While gold’s current bull clocked in at 35.4% total in late June, its three major uplegs added up to much-larger 71.5% gains. Traders had the potential to more than double gold’s headline gains by attempting to buy relatively low later in corrections and sell relatively high later in uplegs! Although impossible to game bull-market swings’ major lows and highs precisely in real-time, trading near them really boosts capital growth.

The reason gold faces high risk for its next major selloff today is speculators’ current positioning in gold futures. Unfortunately, spec gold-futures trading has a wildly-disproportional influence over short-term gold price levels. The dominant reason is the extreme leverage inherent in gold futures, which greatly multiplies that capital’s impact on gold prices. This unfair reality has sorely vexed the gold market for decades.

When a normal investor buys gold outright, $1 of capital exerts $1 of buying pressure on the gold price. That’s the way markets are supposed to work. That can be extended with margin in the stock markets, which has had a hard legal limit of 2.0x since 1974. $1 of capital using maximum margin to buy shares in the leading GLD SPDR Gold Shares gold ETF can exert $2 of buying pressure on gold. That’s still reasonable.

But gold-futures trading is way out in its own extreme realm. Each gold-futures contract controls 100 troy ounces of gold.

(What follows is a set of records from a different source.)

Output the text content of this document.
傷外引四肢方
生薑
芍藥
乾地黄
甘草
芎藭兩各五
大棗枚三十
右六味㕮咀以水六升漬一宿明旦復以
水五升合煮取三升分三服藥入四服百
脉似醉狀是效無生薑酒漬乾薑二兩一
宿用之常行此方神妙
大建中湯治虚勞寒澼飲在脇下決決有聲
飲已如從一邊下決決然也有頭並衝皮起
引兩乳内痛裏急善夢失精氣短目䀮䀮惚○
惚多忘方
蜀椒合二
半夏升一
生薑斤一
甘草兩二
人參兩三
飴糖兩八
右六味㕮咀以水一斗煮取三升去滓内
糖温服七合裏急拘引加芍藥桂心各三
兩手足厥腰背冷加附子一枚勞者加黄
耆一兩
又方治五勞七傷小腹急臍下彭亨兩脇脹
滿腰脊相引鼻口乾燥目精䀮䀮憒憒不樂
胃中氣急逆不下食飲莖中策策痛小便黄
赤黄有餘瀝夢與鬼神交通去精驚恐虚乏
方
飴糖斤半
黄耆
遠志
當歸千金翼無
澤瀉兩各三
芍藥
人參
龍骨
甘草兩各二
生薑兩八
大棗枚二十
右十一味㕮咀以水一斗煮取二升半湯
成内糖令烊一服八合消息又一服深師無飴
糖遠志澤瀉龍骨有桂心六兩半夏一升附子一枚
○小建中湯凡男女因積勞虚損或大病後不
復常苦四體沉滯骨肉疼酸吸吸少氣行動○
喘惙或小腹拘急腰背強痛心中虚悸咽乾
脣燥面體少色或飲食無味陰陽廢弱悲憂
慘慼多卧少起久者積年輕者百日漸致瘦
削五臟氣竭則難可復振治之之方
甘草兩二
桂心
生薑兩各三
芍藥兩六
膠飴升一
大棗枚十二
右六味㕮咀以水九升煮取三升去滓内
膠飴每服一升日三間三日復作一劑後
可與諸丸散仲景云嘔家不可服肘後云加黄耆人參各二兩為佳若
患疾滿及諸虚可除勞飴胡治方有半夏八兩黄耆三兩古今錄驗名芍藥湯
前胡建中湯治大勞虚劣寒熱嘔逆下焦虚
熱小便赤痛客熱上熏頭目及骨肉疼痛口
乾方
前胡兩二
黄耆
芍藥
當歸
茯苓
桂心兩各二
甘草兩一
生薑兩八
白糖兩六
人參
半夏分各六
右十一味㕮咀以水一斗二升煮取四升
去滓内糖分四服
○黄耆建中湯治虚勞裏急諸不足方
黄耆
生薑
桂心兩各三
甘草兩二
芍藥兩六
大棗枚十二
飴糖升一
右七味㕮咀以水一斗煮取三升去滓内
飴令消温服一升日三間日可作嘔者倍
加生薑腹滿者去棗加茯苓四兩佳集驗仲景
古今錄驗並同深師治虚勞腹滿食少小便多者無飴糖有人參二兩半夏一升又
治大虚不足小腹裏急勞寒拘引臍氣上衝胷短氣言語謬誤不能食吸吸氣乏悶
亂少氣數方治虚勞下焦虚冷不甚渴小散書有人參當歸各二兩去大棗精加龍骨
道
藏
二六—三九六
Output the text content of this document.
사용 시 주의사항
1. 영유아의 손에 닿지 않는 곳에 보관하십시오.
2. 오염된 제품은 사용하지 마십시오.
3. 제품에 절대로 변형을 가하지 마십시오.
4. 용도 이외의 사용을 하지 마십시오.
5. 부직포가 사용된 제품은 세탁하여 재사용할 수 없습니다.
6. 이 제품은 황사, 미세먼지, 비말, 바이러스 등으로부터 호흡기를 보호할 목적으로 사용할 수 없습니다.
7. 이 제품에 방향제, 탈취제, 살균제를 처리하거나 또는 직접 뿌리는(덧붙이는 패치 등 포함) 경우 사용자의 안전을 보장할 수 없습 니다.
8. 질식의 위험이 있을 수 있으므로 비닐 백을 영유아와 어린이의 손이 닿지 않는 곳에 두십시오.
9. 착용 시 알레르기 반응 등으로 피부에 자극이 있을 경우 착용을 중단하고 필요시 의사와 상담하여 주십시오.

At this Wednesday’s data cutoff for this essay, gold closed at $1417. So each contract wields gold worth $141,700. An investor would have to put up $141,700 to control that much gold, or $70,850 using stock-market-legal-limit leverage on GLD shares. Futures speculators only need $4,000!

That’s no typo, this week the CME Group only requires traders to have $4,000 cash in their accounts for each gold-futures contract they want to trade. That is absurd, enabling extreme maximum leverage of 35.4x! That means a fully-margined gold-futures speculator can exert $35 of buying or selling pressure on gold with each $1 deployed. That temporarily outguns investors, even though they have vastly more capital.

The Federal Reserve has capped stock-market leverage at 2.0x for 45 years because extreme leverage has extreme risks. At 35.4x, a mere 2.8% gold move against speculators’ gold-futures bets would wipe out 100% of their capital risked! This constant threat of ruin forces these traders’ focus to an ultra-myopic short-term span, days or weeks at most. All they can do is ride gold’s immediate momentum, piling on.

As if arbitrarily declaring $1 of gold-futures capital should have up to 35x the influence on gold prices as $1 invested outright isn’t ridiculous enough, it gets worse. Unscrupulous traders can wield gold futures’ extreme leverage like a weapon to manipulate gold prices at key technical and sentimental junctures. One way is spoofing, slamming the market with huge gold-futures orders that are canceled before being executed.

This is not theoretical. In late June the US Department of Justice levied $25m of criminal fines on Merrill Lynch Commodities for this very behavior! And that’s just the tip of the iceberg for gold futures’ extreme leverage being abused to defraud normal investors. This seriously needs to be legally capped at vastly-lower levels. The DoJ’s actual press release did a great job explaining how gold-futures spoofing works.